Some scientists are now advising that populations at risk for GERD actually not receive H pylori treatment as long there is no ulcer or symptoms from H pylori infection (5). Other researchers have suggested that if H pylori is in the stomach, it is protective of GERD, but it colonizes the esophagus, it creates inflammation and should be eradicated (6).

Despite this evidence, I believe the data is too controversial to make any hard decisions on. To summarize the findings, if you have an ulcer, experience gastritis or any H-pylori related symptoms and have been diagnosed with H pylori, you will still want to receive H pylori treatment.

Perhaps it is debatable if adults with GERD who are otherwise healthy should receive H pylori treatment, but more research needs to be done on this topic before becoming mainstream practice.


1. Vaira D et al. Sequential therapy versus standard triple-drug therapy for Helicobacter pylori eradication: A randomized trial. Ann Intern Med 2007 Apr 17; 146:556-63.

2. Zhang L, Mei Q, Li QS, Hu YM, Xu JM. The effect of cytochrome P2C19 and interleukin-1 polymorphisms on H. pylori eradication rate of 1-week triple therapy with omeprazole or rabeprazole, amoxycillin and clarithromycin in Chinese people. J Clin Pharm Ther. 2010 Dec;35(6):713-22.
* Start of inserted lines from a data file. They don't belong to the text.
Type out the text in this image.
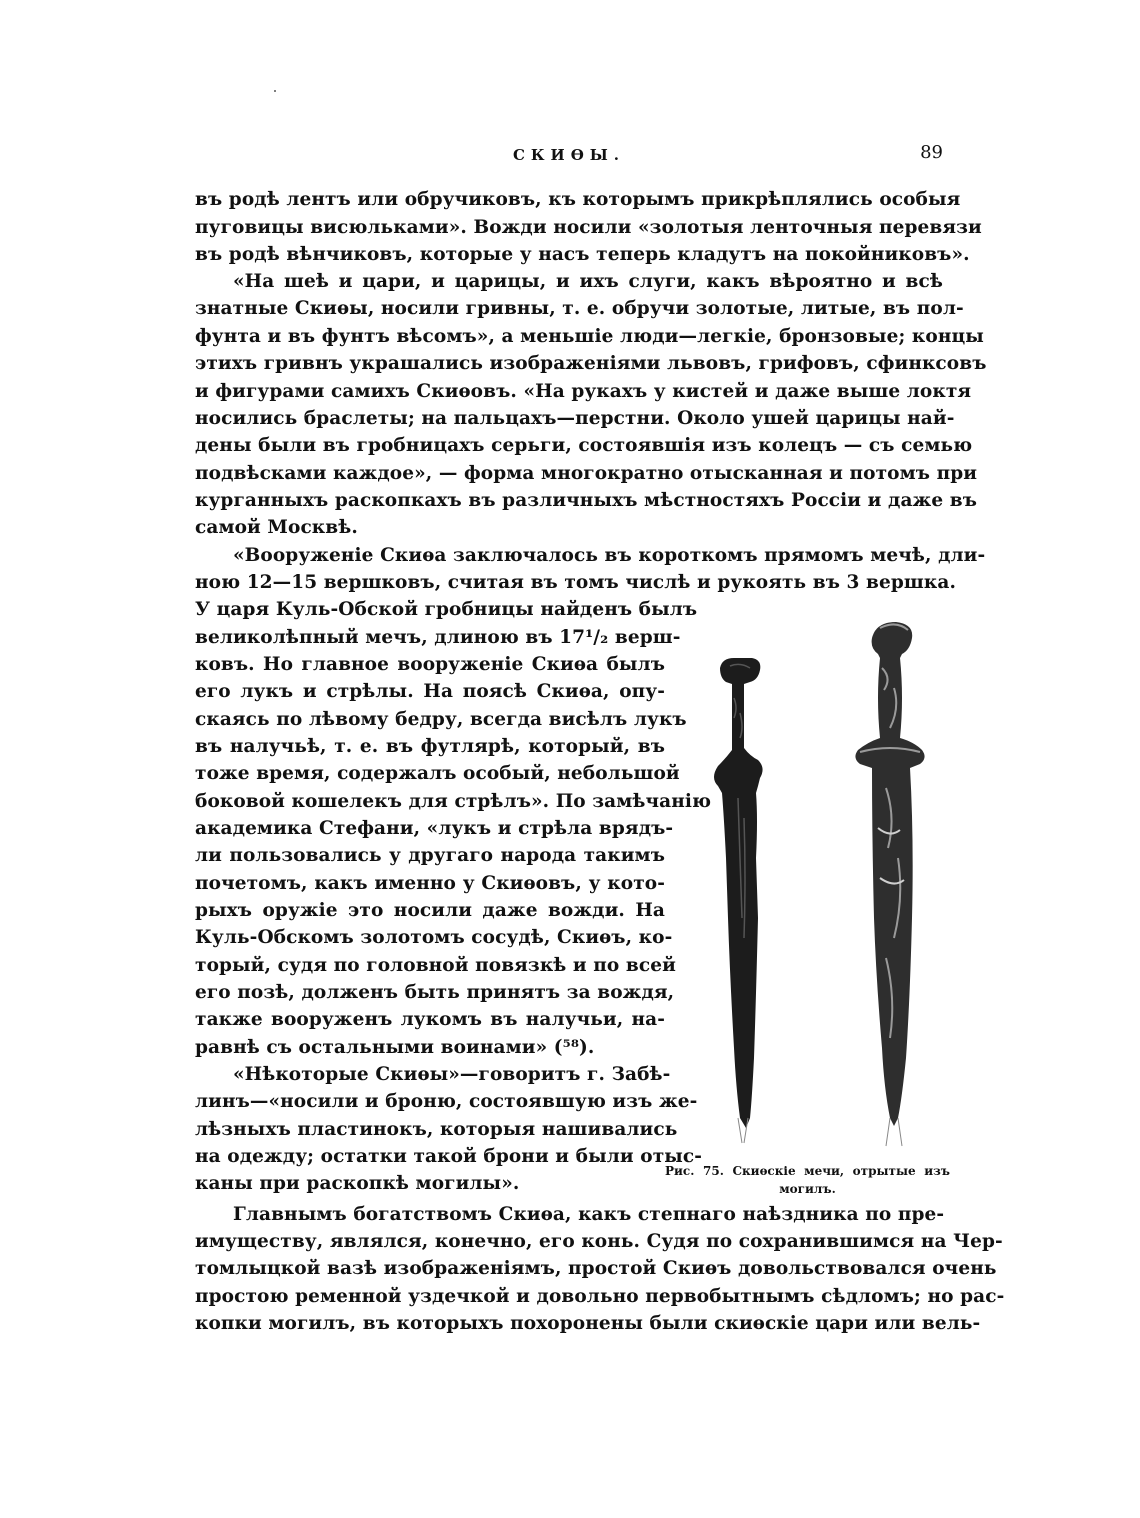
СКИѲЫ.	89
въ родѣ лентъ или обручиковъ, къ которымъ прикрѣплялись особыя
пуговицы висюльками». Вожди носили «золотыя ленточныя перевязи
въ родѣ вѣнчиковъ, которые у насъ теперь кладутъ на покойниковъ».
«На шеѣ и цари, и царицы, и ихъ слуги, какъ вѣроятно и всѣ
знатные Скиѳы, носили гривны, т. е. обручи золотые, литые, въ пол-
фунта и въ фунтъ вѣсомъ», а меньшіе люди—легкіе, бронзовые; концы
этихъ гривнъ украшались изображеніями львовъ, грифовъ, сфинксовъ
и фигурами самихъ Скиѳовъ. «На рукахъ у кистей и даже выше локтя
носились браслеты; на пальцахъ—перстни. Около ушей царицы най-
дены были въ гробницахъ серьги, состоявшія изъ колецъ — съ семью
подвѣсками каждое», — форма многократно отысканная и потомъ при
курганныхъ раскопкахъ въ различныхъ мѣстностяхъ Россіи и даже въ
самой Москвѣ.
«Вооруженіе Скиѳа заключалось въ короткомъ прямомъ мечѣ, дли-
ною 12—15 вершковъ, считая въ томъ числѣ и рукоять въ 3 вершка.
У царя Куль-Обской гробницы найденъ былъ
великолѣпный мечъ, длиною въ 17¹/₂ верш-
ковъ. Но главное вооруженіе Скиѳа былъ
его лукъ и стрѣлы. На поясѣ Скиѳа, опу-
скаясь по лѣвому бедру, всегда висѣлъ лукъ
въ налучьѣ, т. е. въ футлярѣ, который, въ
тоже время, содержалъ особый, небольшой
боковой кошелекъ для стрѣлъ». По замѣчанію
академика Стефани, «лукъ и стрѣла врядъ-
ли пользовались у другаго народа такимъ
почетомъ, какъ именно у Скиѳовъ, у кото-
рыхъ оружіе это носили даже вожди. На
Куль-Обскомъ золотомъ сосудѣ, Скиѳъ, ко-
торый, судя по головной повязкѣ и по всей
его позѣ, долженъ быть принятъ за вождя,
также вооруженъ лукомъ въ налучьи, на-
равнѣ съ остальными воинами» (⁵⁸).
«Нѣкоторые Скиѳы»—говоритъ г. Забѣ-
линъ—«носили и броню, состоявшую изъ же-
лѣзныхъ пластинокъ, которыя нашивались
на одежду; остатки такой брони и были отыс-
каны при раскопкѣ могилы».
Главнымъ богатствомъ Скиѳа, какъ степнаго наѣздника по пре-
имуществу, являлся, конечно, его конь. Судя по сохранившимся на Чер-
томлыцкой вазѣ изображеніямъ, простой Скиѳъ довольствовался очень
простою ременной уздечкой и довольно первобытнымъ сѣдломъ; но рас-
копки могилъ, въ которыхъ похоронены были скиѳскіе цари или вель-
Рис. 75. Скиѳскіе мечи, отрытые изъ
могилъ.
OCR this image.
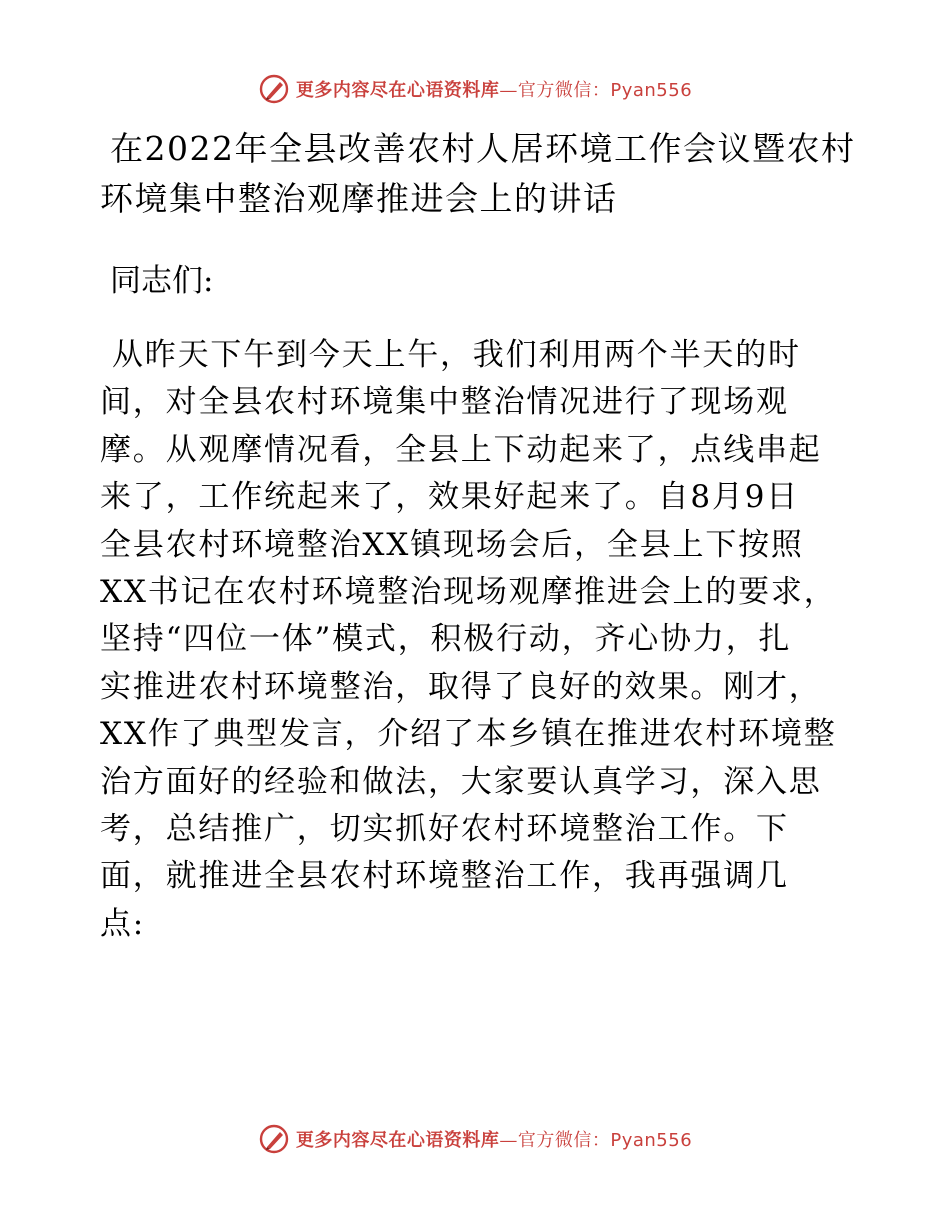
更多内容尽在心语资料库—官方微信：Pyan556
在2022年全县改善农村人居环境工作会议暨农村
环境集中整治观摩推进会上的讲话

同志们:

从昨天下午到今天上午，我们利用两个半天的时
间，对全县农村环境集中整治情况进行了现场观
摩。从观摩情况看，全县上下动起来了，点线串起
来了，工作统起来了，效果好起来了。自8月9日
全县农村环境整治XX镇现场会后，全县上下按照
XX书记在农村环境整治现场观摩推进会上的要求，
坚持“四位一体”模式，积极行动，齐心协力，扎
实推进农村环境整治，取得了良好的效果。刚才，
XX作了典型发言，介绍了本乡镇在推进农村环境整
治方面好的经验和做法，大家要认真学习，深入思
考，总结推广，切实抓好农村环境整治工作。下
面，就推进全县农村环境整治工作，我再强调几
点:
更多内容尽在心语资料库—官方微信：Pyan556
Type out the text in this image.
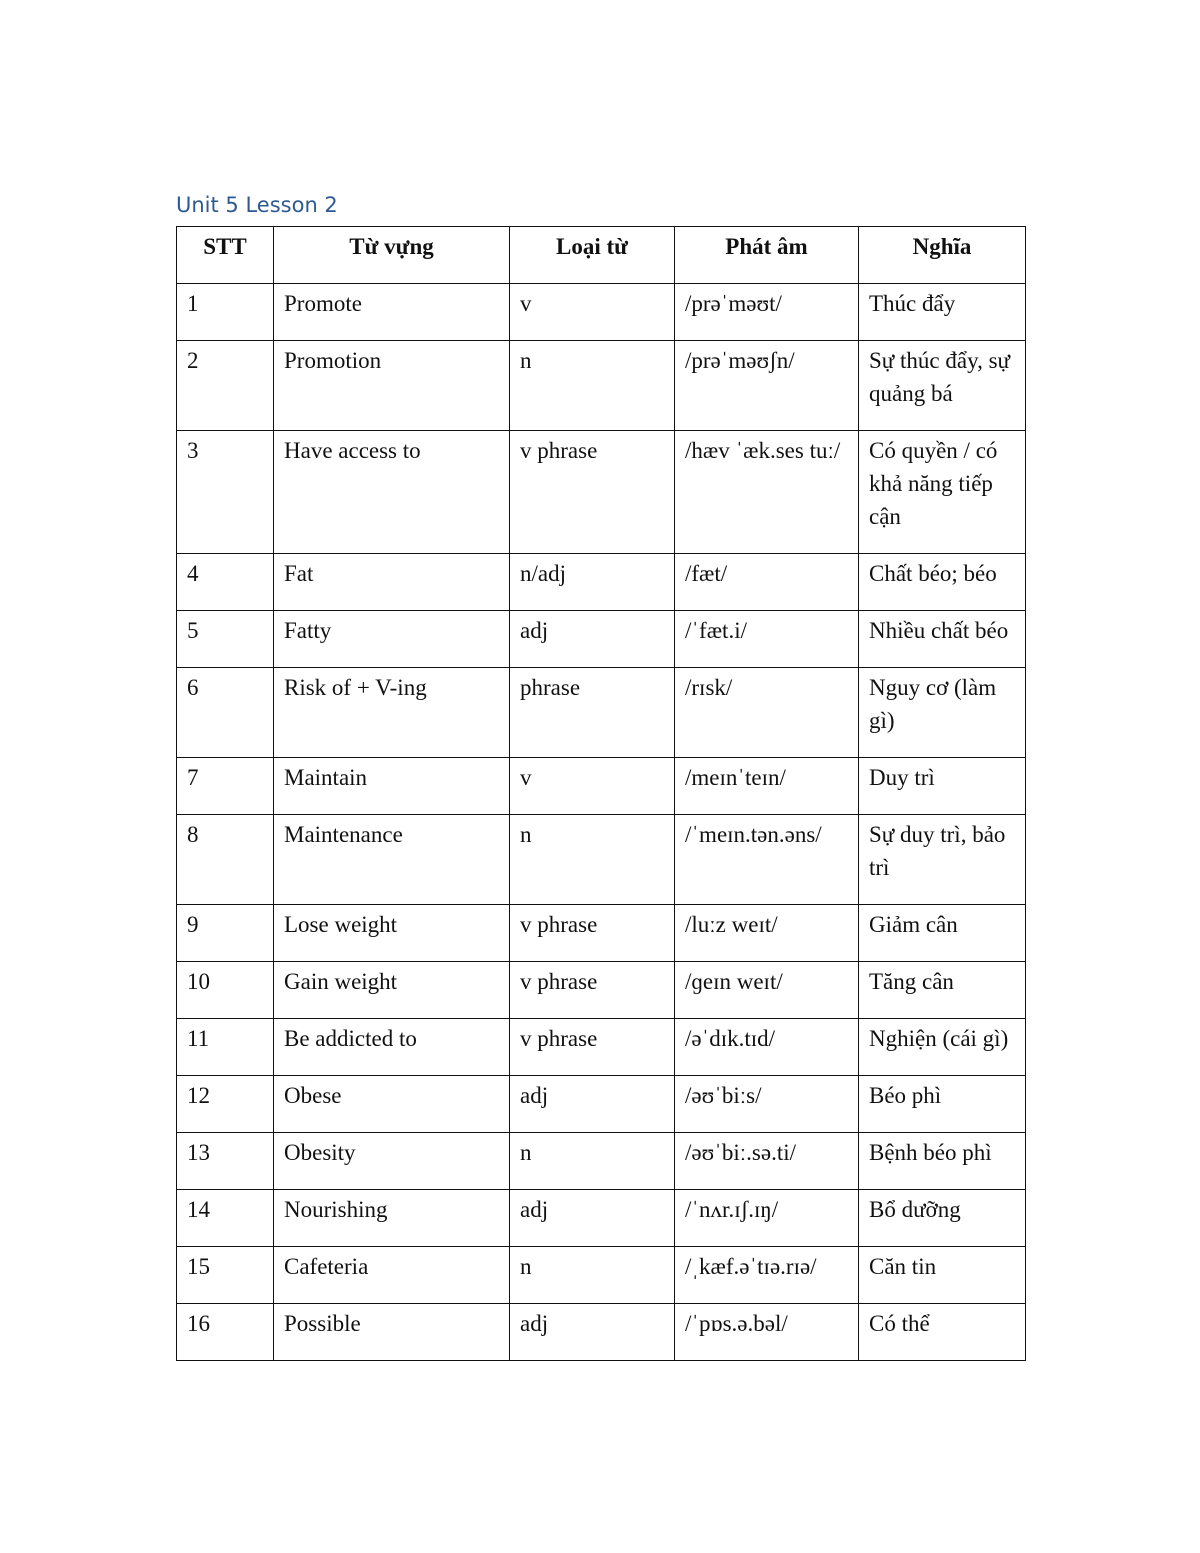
Unit 5 Lesson 2
STT	Từ vựng	Loại từ	Phát âm	Nghĩa
1	Promote	v	/prəˈməʊt/	Thúc đẩy
2	Promotion	n	/prəˈməʊʃn/	Sự thúc đẩy, sự quảng bá
3	Have access to	v phrase	/hæv ˈæk.ses tuː/	Có quyền / có khả năng tiếp cận
4	Fat	n/adj	/fæt/	Chất béo; béo
5	Fatty	adj	/ˈfæt.i/	Nhiều chất béo
6	Risk of + V-ing	phrase	/rɪsk/	Nguy cơ (làm gì)
7	Maintain	v	/meɪnˈteɪn/	Duy trì
8	Maintenance	n	/ˈmeɪn.tən.əns/	Sự duy trì, bảo trì
9	Lose weight	v phrase	/luːz weɪt/	Giảm cân
10	Gain weight	v phrase	/ɡeɪn weɪt/	Tăng cân
11	Be addicted to	v phrase	/əˈdɪk.tɪd/	Nghiện (cái gì)
12	Obese	adj	/əʊˈbiːs/	Béo phì
13	Obesity	n	/əʊˈbiː.sə.ti/	Bệnh béo phì
14	Nourishing	adj	/ˈnʌr.ɪʃ.ɪŋ/	Bổ dưỡng
15	Cafeteria	n	/ˌkæf.əˈtɪə.rɪə/	Căn tin
16	Possible	adj	/ˈpɒs.ə.bəl/	Có thể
3. Atherton J.C. & Blaser MJ. Coadaptation of Helicobacter pylori and humans: ancient history, modern implications. J Clin Invest. 2009 Sep;119(9):2475-87.

4. Ghoshal U.C. & Chourasia D. Gastroesophageal Reflux Disease and Helicobacter pylori: What May Be the Relationship? Neurogastroenterology & Motility. 2010 Jul;16(3):243-50.

5. Chourasia D, Misra A, Tripathi S, Krishnani N, Ghoshal UC. Patients with Helicobacter pylori infection have less severe gastroesophageal reflux disease: a study using endoscopy, 24-hour gastric and esophageal pH metry. Indian J Gastroenterol. 2011 Jan 26.

6. Liu FX, Wang WH, Wang J, Li J, Gao PP. Effect of Helicobacter pylori infection on Barrett’s esophagus and esophageal adenocarcinoma formation in a rat model of chronic gastroesophageal reflux. Helicobacter. 2011 Feb;16(1):66-77.